Complete 3 rounds of the following exercises with 30 seconds of work and 15 seconds of rest.

| Exercise Name | Duration | Sets | Rest | Form Cue | Modification | |--------------------------|-----------|------|----------------------|----------------------------------|------------------------------------| | Jump Squats | 30 seconds| 3 | 15 seconds between sets| Land softly, bend knees slightly | Regular squats (no jump) | | Push-Ups (Knee or Full) | 30 seconds| 3 | 15 seconds between sets| Keep body in a straight line | Knee push-ups | | Mountain Climbers | 30 seconds| 3 | 15 seconds between sets| Drive knees towards chest | Slow step-ins | | Burpees | 30 seconds| 3 | 15 seconds between sets| Keep core tight throughout | Step back instead of jump |

Steady-State Cardio Routine (15 minutes)

Perform the following exercise for 15 minutes continuously.
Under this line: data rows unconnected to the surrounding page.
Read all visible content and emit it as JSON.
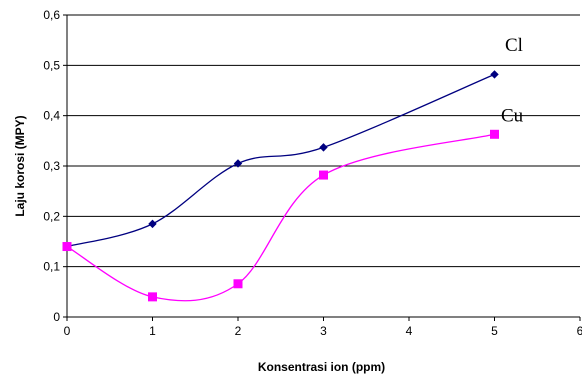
{
  "chart_data": {
    "type": "line",
    "title": "",
    "xlabel": "Konsentrasi ion (ppm)",
    "ylabel": "Laju korosi (MPY)",
    "xlim": [
      0,
      6
    ],
    "ylim": [
      0,
      0.6
    ],
    "xticks": [
      "0",
      "1",
      "2",
      "3",
      "4",
      "5",
      "6"
    ],
    "yticks": [
      "0",
      "0,1",
      "0,2",
      "0,3",
      "0,4",
      "0,5",
      "0,6"
    ],
    "grid": "horizontal",
    "smooth": true,
    "series": [
      {
        "name": "Cl",
        "color": "#000080",
        "marker": "diamond",
        "x": [
          0,
          1,
          2,
          3,
          5
        ],
        "y": [
          0.14,
          0.185,
          0.305,
          0.337,
          0.482
        ]
      },
      {
        "name": "Cu",
        "color": "#ff00ff",
        "marker": "square",
        "x": [
          0,
          1,
          2,
          3,
          5
        ],
        "y": [
          0.14,
          0.04,
          0.066,
          0.282,
          0.363
        ]
      }
    ]
  }
}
| Exercise Name | Duration | Sets | Rest | Form Cue | Modification | |--------------------------|-----------|------|----------------------|----------------------------------|------------------------------------| | Brisk Walking or Jogging | 15 minutes| 1 | N/A | Maintain a steady pace | Walk at a slower pace |

Cool-Down (3-5 minutes)

Finish your workout with these stretches to promote recovery:

  1. Standing Quad Stretch: 30 seconds each leg
  2. Seated Forward Bend: 1 minute
  3. Child’s Pose: 1 minute
  4. Shoulder Stretch: 30 seconds each arm

Complete in: 25-30 minutes

Conclusion

Both HIIT and steady-state cardio have unique benefits. HIIT is excellent for burning more calories in a shorter time, while steady-state cardio can improve endurance and is easier on the joints. Depending on your fitness goals, you can alternate between these methods or focus on one. Consider incorporating both into your weekly routine for balanced fitness.